Wednesday, April 12th
Everyone has heard how things come in threes. This morning we began our day earlier than usual. We had checked out of the hotel before 5:30 am and were just leaving the “restricted access” area (as our GPS girl calls it), about to make our first turn onto a major highway to get back onto Interstate 81 North, when I suddenly realized I was traveling down a 4-lane highway in the wrong direction! I first saw the large white painted arrows on the road pointing towards me. A solitary driver coming the opposite direction towards me honked his horn but I was already indicating a left turn to make a U-turn to go back to where I had come. Thankfully there was no other traffic and my compensating adjustment went off without a hitch.
As soon as we filtered onto Interstate 81 I thought to myself, “Wonder what the next two unexpected events will be?”

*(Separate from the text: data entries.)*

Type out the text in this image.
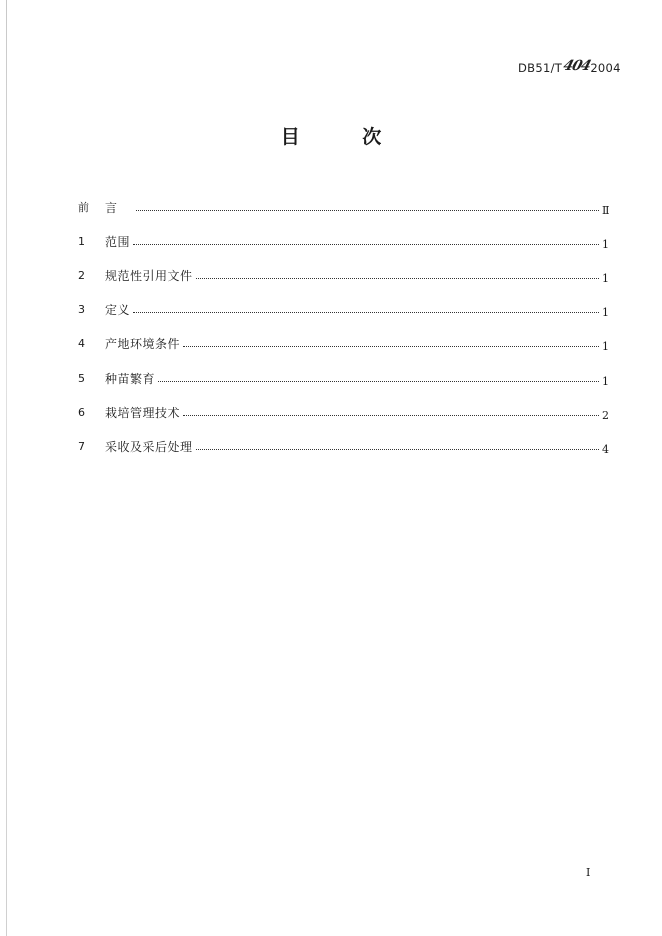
DB51/T 404
2004
目 次
前	言	Ⅱ
1	范围	1
2	规范性引用文件	1
3	定义	1
4	产地环境条件	1
5	种苗繁育	1
6	栽培管理技术	2
7	采收及采后处理	4
I
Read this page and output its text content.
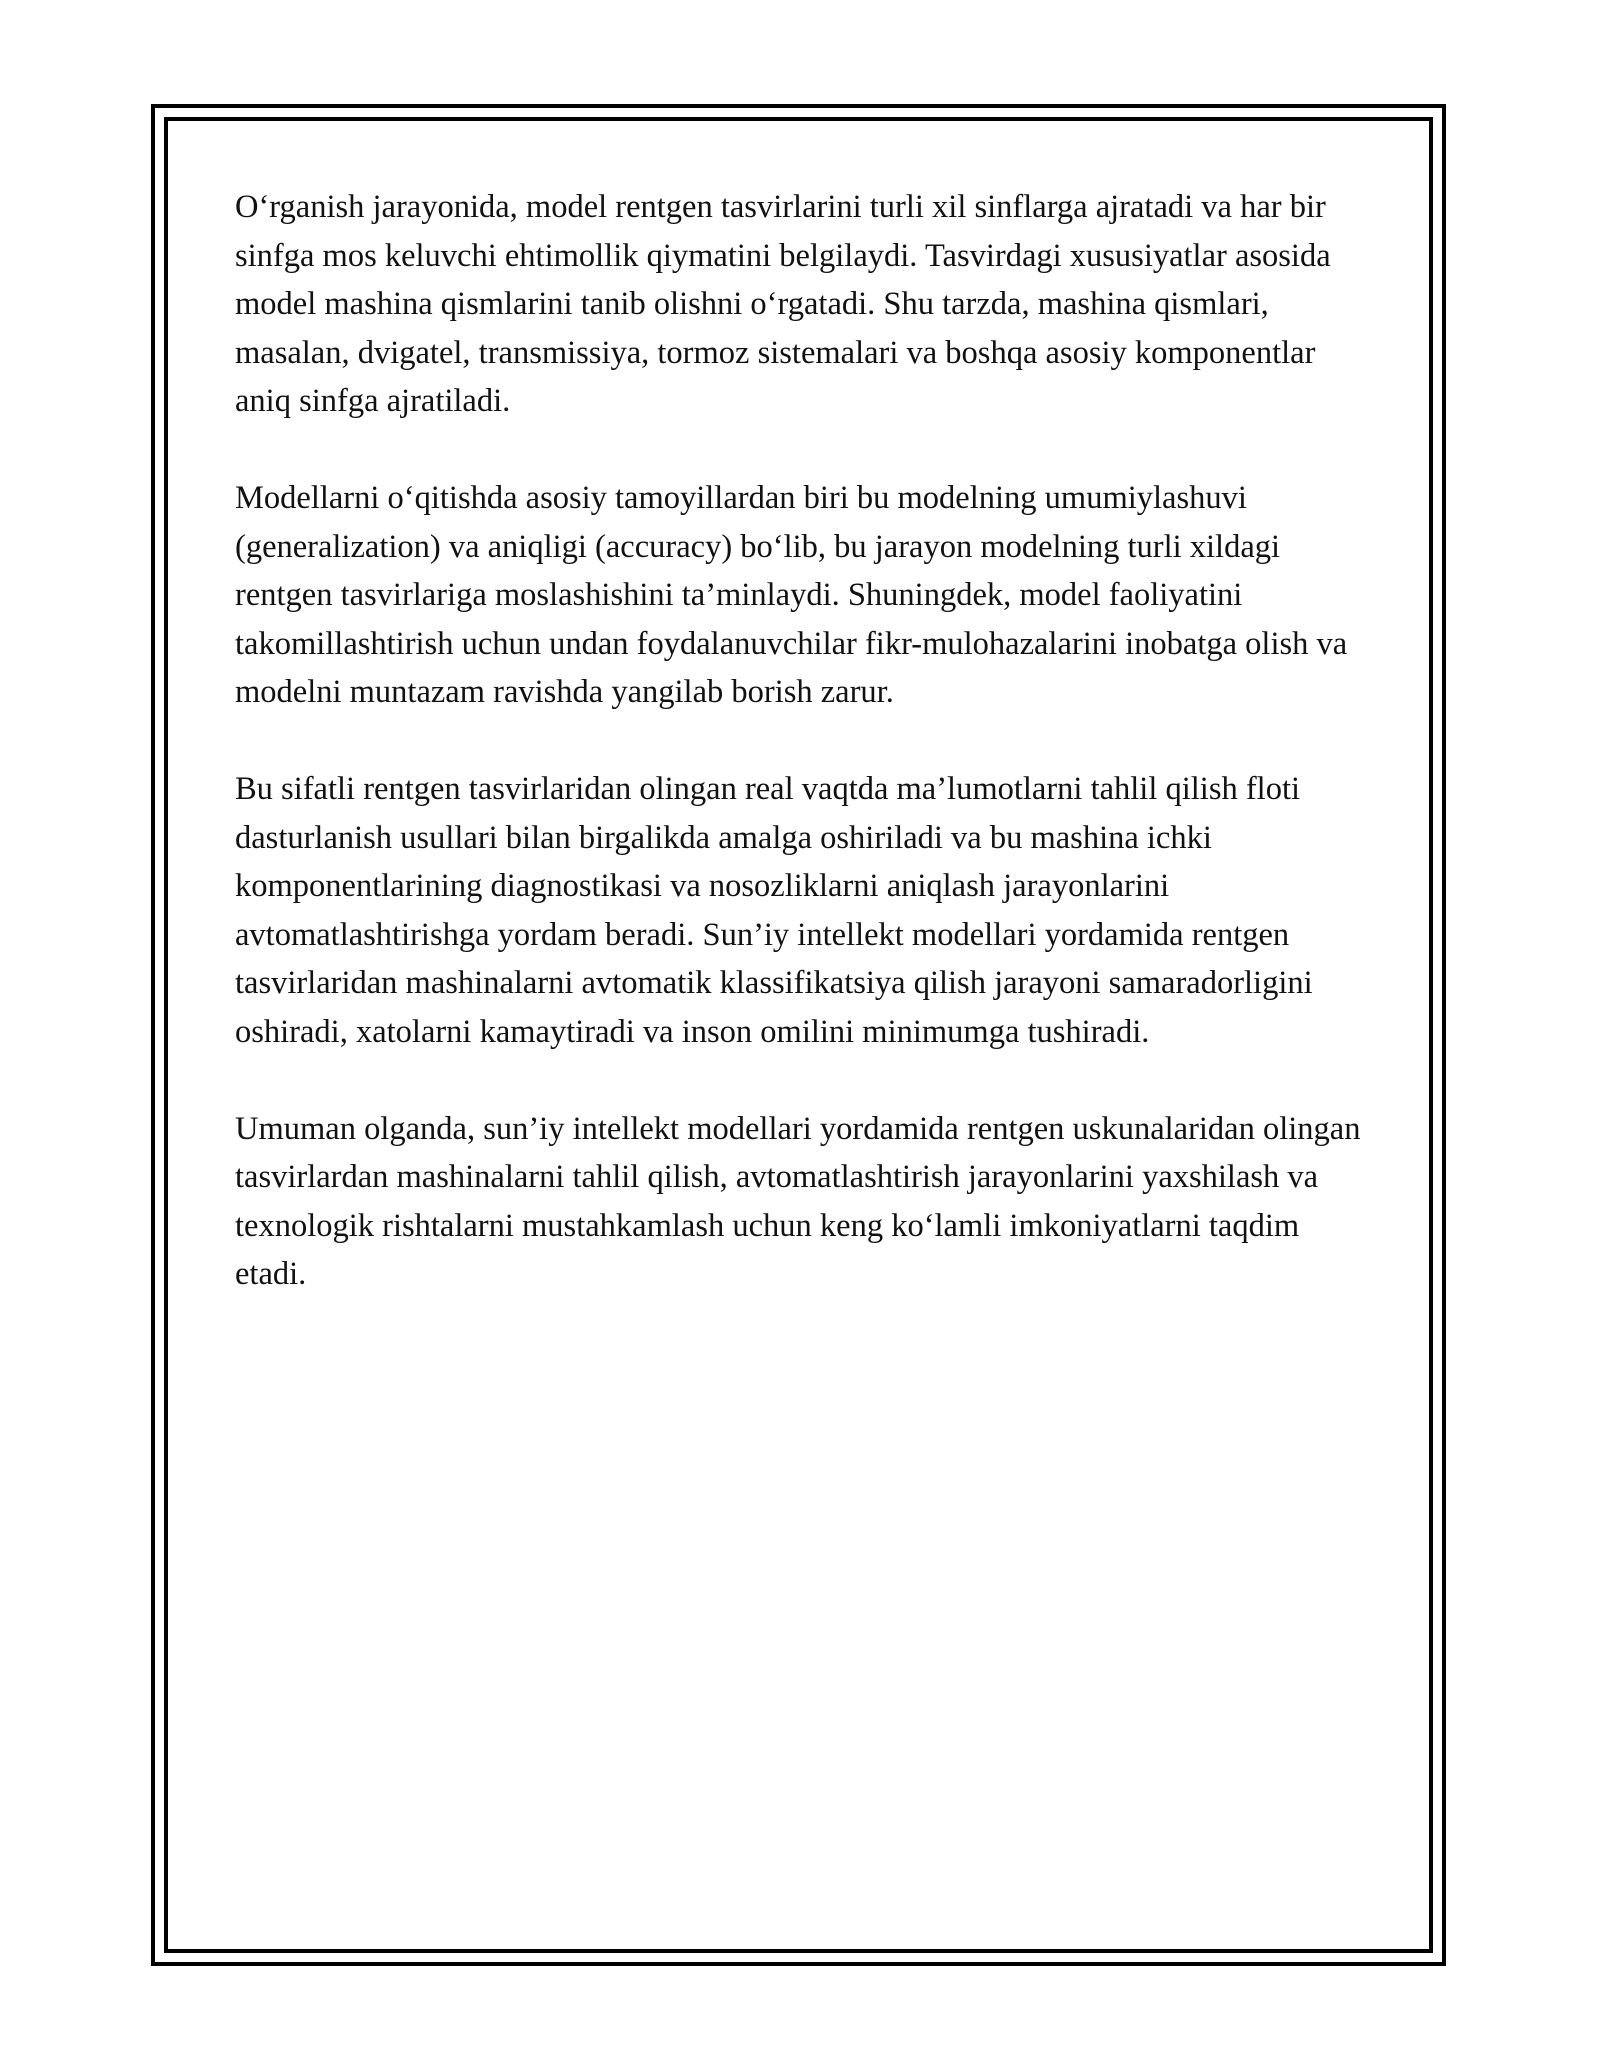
O‘rganish jarayonida, model rentgen tasvirlarini turli xil sinflarga ajratadi va har bir sinfga mos keluvchi ehtimollik qiymatini belgilaydi. Tasvirdagi xususiyatlar asosida model mashina qismlarini tanib olishni o‘rgatadi. Shu tarzda, mashina qismlari, masalan, dvigatel, transmissiya, tormoz sistemalari va boshqa asosiy komponentlar aniq sinfga ajratiladi.

Modellarni o‘qitishda asosiy tamoyillardan biri bu modelning umumiylashuvi (generalization) va aniqligi (accuracy) bo‘lib, bu jarayon modelning turli xildagi rentgen tasvirlariga moslashishini ta’minlaydi. Shuningdek, model faoliyatini takomillashtirish uchun undan foydalanuvchilar fikr-mulohazalarini inobatga olish va modelni muntazam ravishda yangilab borish zarur.

Bu sifatli rentgen tasvirlaridan olingan real vaqtda ma’lumotlarni tahlil qilish floti dasturlanish usullari bilan birgalikda amalga oshiriladi va bu mashina ichki komponentlarining diagnostikasi va nosozliklarni aniqlash jarayonlarini avtomatlashtirishga yordam beradi. Sun’iy intellekt modellari yordamida rentgen tasvirlaridan mashinalarni avtomatik klassifikatsiya qilish jarayoni samaradorligini oshiradi, xatolarni kamaytiradi va inson omilini minimumga tushiradi.

Umuman olganda, sun’iy intellekt modellari yordamida rentgen uskunalaridan olingan tasvirlardan mashinalarni tahlil qilish, avtomatlashtirish jarayonlarini yaxshilash va texnologik rishtalarni mustahkamlash uchun keng ko‘lamli imkoniyatlarni taqdim etadi.
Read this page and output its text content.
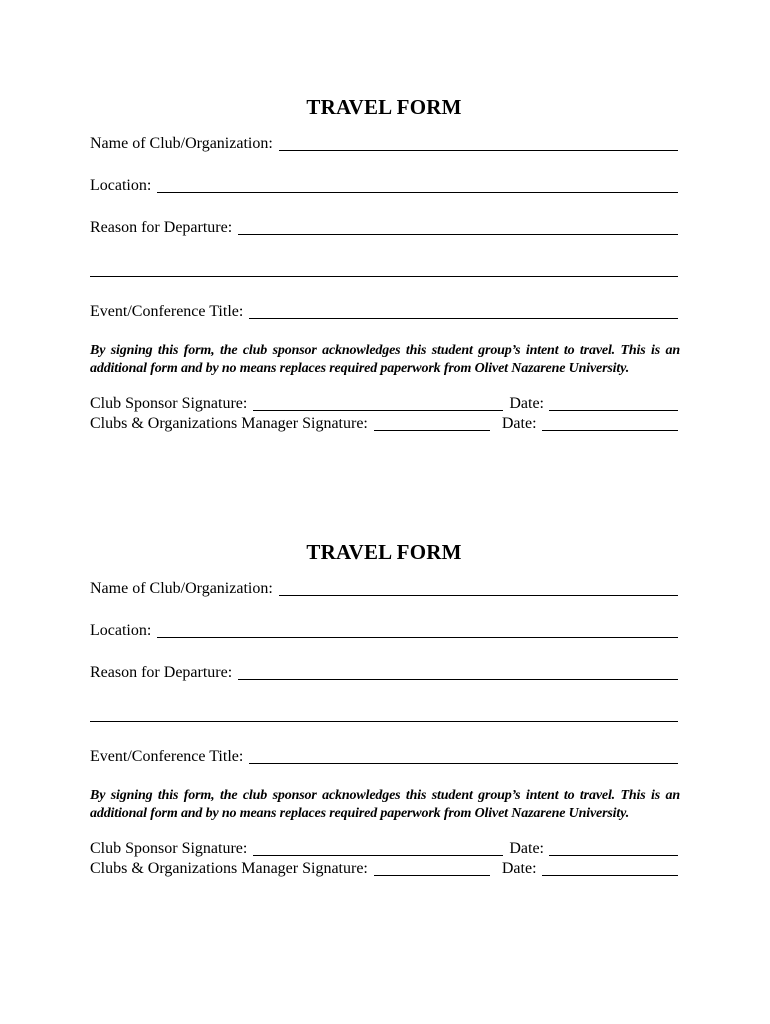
TRAVEL FORM
Name of Club/Organization:
Location:
Reason for Departure:
Event/Conference Title:
By signing this form, the club sponsor acknowledges this student group’s intent to travel. This is an additional form and by no means replaces required paperwork from Olivet Nazarene University.
Club Sponsor Signature:	Date:
Clubs & Organizations Manager Signature:	Date:
TRAVEL FORM
Name of Club/Organization:
Location:
Reason for Departure:
Event/Conference Title:
By signing this form, the club sponsor acknowledges this student group’s intent to travel. This is an additional form and by no means replaces required paperwork from Olivet Nazarene University.
Club Sponsor Signature:	Date:
Clubs & Organizations Manager Signature:	Date:
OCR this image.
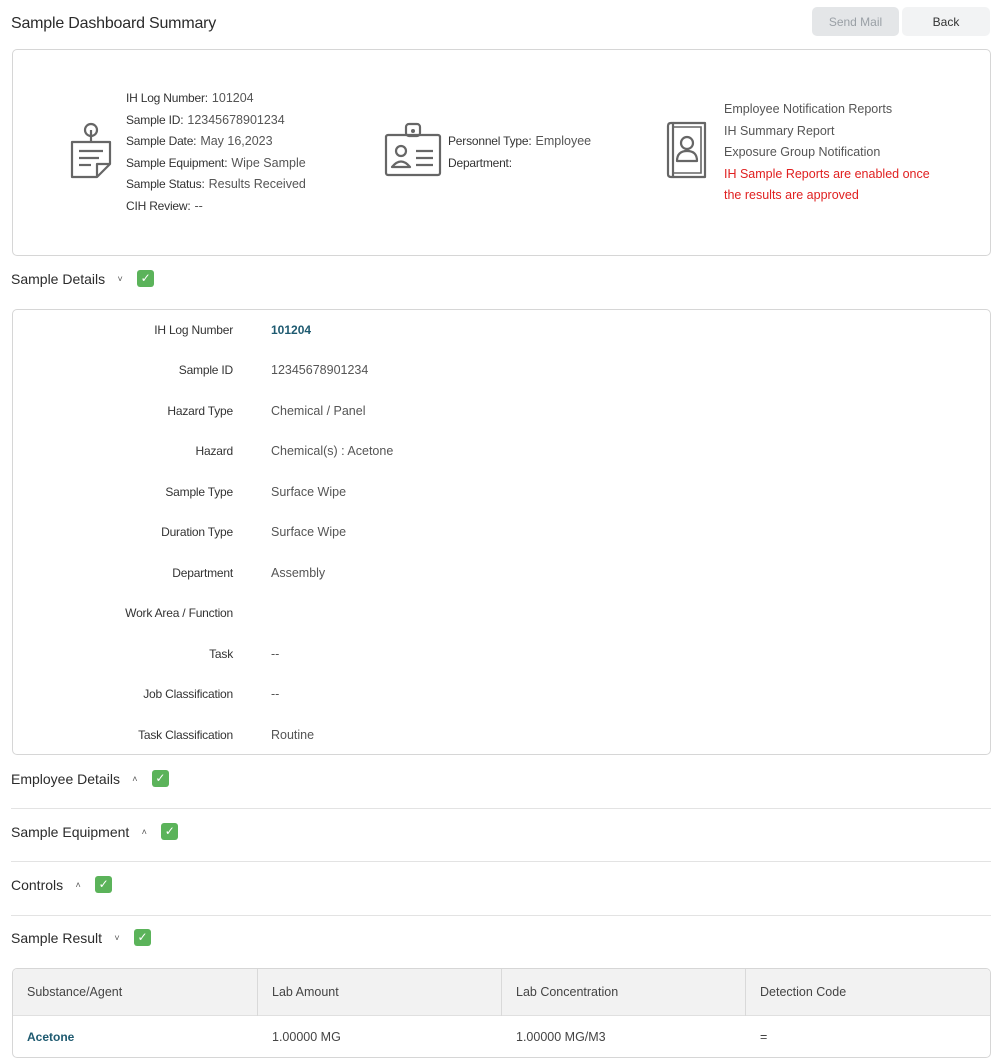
Sample Dashboard Summary	Send Mail	Back
IH Log Number : 101204
Sample ID : 12345678901234
Sample Date : May 16,2023
Sample Equipment : Wipe Sample
Sample Status : Results Received
CIH Review : --
Personnel Type : Employee
Department :
Employee Notification Reports
IH Summary Report
Exposure Group Notification
IH Sample Reports are enabled once
the results are approved
Sample Details ˅ ✓
IH Log Number	101204
Sample ID	12345678901234
Hazard Type	Chemical / Panel
Hazard	Chemical(s) : Acetone
Sample Type	Surface Wipe
Duration Type	Surface Wipe
Department	Assembly
Work Area / Function
Task	--
Job Classification	--
Task Classification	Routine
Employee Details ˄ ✓
Sample Equipment ˄ ✓
Controls ˄ ✓
Sample Result ˅ ✓
Substance/Agent	Lab Amount	Lab Concentration	Detection Code
Acetone	1.00000 MG	1.00000 MG/M3	=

It didn’t take long for things to materialize. Shortly afterwards at a rest stop his Lordship opened the rear door of the car to get something and one of the bags tumbled onto the ground. My concern was compounded because it was so dark outside; I worried that something – anything – may have fallen out of the car onto the ground but went under the car where we couldn’t see it. Apparently not, though I didn’t really check to the point of getting on my hands and knees to examine the undercarriage.
The final element of the trilogy of unanticipated things wasn’t long in developing. His Lordship reported that he had received an email from our primary banker that his credit card had been compromised. A quick check of the on-line balance of the account confirmed there were indeed two suspicious charges by what we subsequently determined was a discount store in New Orleans. A call to the bank confirmed the details and the card was immediately canceled. A new one will be mailed.
Unlike the previous two days of our journey the weather was not stellar. When we stopped for our routine breakfast at another Cracker Barrel it began to rain. The grey skies, drizzle and bare tree branches (no buds in the Northeast as yet) gave a forlorn appearance. What however absorbed us was that because we had started our day so early we would be at the next hotel before noon. After a moment’s debate we called ahead and were able to cancel the reservation without penalty. We changed the GPS coordinates and motored north.
When I saw a sign “Lake Ontario Water Shed” I was instantly uplifted. By that time we had sailed through Virginia, West Virginia, Maryland and Pennsylvania and were then in up-state New York.
We crossed the border after having endured some unnecessarily abrupt treatment from a Canada Border Guard. We willingly paid some duty.
Just shy of our own garage we stopped for a quick bite in Carleton Place and then spent the remainder of the evening settling back into our apartment. It was good to be home!